Meus sonhos são grandes demais

Para ficarem em compasso de espera

Anestesiados e iludidos

Por desculpas que não são minhas

E por problemas que não são meus

 

Sinto que perdi parte de minha vida

Sendo empático, pouco prático

Fingindo não ver o óbvio

Com receio de admitir o engano

E simplesmente seguir em frente

 

Havia sempre aquela coisa do

“Não é possível!
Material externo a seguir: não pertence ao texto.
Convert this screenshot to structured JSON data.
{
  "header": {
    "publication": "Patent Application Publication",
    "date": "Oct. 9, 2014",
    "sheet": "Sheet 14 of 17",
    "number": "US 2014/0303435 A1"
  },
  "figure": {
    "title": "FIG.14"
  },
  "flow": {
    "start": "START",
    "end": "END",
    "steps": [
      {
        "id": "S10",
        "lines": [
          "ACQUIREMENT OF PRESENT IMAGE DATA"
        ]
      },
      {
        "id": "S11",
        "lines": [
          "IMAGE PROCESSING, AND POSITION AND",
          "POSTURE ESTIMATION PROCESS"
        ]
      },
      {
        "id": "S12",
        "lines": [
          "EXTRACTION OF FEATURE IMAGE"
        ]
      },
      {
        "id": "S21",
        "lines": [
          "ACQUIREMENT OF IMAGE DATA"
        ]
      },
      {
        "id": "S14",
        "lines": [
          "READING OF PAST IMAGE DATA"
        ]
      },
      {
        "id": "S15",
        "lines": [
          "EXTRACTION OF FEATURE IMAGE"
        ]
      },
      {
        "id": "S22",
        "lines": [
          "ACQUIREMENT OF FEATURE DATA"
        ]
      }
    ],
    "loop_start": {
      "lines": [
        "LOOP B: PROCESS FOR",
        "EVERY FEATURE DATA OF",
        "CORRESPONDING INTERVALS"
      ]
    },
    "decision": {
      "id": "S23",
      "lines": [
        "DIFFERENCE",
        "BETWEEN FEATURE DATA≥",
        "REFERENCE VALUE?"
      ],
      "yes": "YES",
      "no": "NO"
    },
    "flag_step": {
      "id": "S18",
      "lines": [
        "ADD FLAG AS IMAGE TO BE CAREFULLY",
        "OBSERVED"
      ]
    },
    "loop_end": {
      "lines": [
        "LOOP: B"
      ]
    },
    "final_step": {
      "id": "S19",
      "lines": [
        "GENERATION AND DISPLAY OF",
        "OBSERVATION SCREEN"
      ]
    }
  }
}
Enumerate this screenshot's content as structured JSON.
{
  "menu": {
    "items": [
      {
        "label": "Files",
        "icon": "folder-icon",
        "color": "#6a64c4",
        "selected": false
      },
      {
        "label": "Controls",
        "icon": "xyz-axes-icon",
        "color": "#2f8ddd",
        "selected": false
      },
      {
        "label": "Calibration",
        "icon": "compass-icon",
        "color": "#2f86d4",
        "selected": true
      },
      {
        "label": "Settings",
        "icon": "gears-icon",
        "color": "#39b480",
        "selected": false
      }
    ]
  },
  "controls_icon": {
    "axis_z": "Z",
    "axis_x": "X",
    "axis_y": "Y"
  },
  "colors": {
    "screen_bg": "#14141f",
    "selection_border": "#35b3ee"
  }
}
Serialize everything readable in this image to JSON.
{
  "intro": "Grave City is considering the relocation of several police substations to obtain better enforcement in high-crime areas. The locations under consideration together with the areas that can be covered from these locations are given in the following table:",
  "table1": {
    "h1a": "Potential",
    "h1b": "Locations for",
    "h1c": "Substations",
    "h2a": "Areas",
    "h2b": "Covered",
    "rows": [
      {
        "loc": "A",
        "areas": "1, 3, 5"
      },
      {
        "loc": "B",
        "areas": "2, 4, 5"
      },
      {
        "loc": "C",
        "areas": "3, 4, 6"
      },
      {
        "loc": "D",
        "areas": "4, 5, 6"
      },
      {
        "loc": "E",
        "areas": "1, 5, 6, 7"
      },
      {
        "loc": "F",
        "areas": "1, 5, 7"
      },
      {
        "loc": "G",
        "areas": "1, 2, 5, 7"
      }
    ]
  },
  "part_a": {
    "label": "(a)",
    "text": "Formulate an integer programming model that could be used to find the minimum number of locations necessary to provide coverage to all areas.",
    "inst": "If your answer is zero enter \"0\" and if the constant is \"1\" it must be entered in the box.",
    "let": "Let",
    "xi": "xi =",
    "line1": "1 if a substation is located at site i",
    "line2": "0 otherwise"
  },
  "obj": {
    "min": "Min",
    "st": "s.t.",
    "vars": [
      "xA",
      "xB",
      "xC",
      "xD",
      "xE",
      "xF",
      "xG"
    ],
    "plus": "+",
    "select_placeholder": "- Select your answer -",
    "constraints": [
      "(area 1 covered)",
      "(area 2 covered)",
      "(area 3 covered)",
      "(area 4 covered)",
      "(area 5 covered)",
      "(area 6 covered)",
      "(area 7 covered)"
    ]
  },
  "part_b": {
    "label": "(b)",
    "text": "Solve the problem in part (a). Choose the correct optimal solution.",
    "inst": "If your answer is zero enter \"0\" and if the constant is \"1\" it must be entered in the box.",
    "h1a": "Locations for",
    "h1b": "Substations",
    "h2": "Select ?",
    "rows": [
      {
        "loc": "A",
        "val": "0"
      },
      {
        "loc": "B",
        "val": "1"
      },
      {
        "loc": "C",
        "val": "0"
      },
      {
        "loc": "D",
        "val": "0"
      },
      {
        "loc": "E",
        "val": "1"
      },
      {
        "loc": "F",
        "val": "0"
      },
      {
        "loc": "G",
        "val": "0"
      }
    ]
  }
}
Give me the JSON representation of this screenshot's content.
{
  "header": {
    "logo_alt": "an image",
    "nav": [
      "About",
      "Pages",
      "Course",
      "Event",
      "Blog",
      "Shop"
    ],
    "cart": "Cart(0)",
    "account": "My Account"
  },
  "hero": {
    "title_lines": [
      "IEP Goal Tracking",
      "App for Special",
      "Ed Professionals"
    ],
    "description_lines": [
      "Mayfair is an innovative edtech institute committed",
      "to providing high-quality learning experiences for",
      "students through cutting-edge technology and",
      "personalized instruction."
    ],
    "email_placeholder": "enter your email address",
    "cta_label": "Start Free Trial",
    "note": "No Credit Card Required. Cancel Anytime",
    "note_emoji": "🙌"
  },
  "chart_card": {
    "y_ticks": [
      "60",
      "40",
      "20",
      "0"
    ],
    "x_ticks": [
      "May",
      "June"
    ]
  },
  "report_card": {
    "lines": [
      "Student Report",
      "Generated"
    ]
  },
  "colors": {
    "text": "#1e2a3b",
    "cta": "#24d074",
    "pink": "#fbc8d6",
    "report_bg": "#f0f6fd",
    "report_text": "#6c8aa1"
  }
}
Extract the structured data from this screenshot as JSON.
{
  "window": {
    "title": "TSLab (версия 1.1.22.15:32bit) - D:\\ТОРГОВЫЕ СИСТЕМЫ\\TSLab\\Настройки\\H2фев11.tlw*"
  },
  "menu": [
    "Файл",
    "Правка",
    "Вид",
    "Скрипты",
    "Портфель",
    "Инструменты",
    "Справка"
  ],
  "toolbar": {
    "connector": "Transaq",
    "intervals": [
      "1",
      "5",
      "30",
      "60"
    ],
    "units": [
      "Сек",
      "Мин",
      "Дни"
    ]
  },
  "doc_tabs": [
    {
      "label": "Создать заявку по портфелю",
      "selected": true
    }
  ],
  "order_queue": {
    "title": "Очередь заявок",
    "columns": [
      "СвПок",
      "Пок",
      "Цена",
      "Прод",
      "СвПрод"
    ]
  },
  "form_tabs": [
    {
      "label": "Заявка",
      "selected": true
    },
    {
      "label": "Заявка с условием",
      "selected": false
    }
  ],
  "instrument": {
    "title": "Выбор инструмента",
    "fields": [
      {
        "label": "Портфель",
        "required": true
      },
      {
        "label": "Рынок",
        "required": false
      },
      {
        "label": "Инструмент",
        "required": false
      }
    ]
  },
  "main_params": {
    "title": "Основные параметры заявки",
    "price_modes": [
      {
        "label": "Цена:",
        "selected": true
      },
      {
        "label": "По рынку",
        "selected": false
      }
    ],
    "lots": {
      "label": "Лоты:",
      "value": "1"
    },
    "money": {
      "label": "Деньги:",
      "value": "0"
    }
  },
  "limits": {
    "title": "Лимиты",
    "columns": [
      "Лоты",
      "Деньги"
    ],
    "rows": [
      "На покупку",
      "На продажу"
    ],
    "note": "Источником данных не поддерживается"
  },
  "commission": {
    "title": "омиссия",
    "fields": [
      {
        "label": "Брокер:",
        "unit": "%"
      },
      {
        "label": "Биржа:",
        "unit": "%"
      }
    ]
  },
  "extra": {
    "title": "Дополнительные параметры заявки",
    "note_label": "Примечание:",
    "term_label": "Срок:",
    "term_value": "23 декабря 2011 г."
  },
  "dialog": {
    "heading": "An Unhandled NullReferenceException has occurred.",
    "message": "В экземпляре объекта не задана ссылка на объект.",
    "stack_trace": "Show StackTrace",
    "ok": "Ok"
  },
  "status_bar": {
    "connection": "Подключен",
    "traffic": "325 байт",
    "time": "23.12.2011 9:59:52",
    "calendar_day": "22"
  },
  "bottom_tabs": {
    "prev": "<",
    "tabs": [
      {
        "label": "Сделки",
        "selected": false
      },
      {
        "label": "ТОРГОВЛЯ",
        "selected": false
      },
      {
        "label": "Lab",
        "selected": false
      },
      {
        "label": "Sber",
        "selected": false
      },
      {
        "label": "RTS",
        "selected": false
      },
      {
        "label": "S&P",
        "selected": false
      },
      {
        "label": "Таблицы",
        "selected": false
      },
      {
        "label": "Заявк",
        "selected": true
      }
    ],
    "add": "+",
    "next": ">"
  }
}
Não é possível!”

E ferido, cansado e atônito

Buscava por alguma explicação

Dessas que nunca se recebe

 

A vida é como é

As pessoas são como são

O erro não é querer muito

Mas esperar muito do nada

E achar que o nada é tudo

 

É preciso coragem para admitir

Que foram feitas apostas erradas

E que em um jogo de cartas marcadas

Quem joga honestamente

Não tem a menor chance de vencer

 

Felizmente, acaba por chegar o cansaço

E as fichas invariavelmente caem –

Não há como delas fugir –

Aliás, fugir não é necessário

É imperativo deixar a verdade emergir

 

Quando se diz não para a mentira conveniente

As palavras se tornam só palavras

Palavras feitas de nada

Não mais é preciso que façam sentido

A necessidade de seu entendimento se cala

 

A vida segue em frente

E há na frente melhores dias

Dias de verdade, sem súplicas

Dias sem a necessidade de clamar

Pelas coisas simples do coração

 

E sim, eu aprendi a lição

E ao invés de nadar em raiva

Sou puro amor e perdão

É nisso que sou melhor nessa vida

E sigo em frente cantando alguma canção.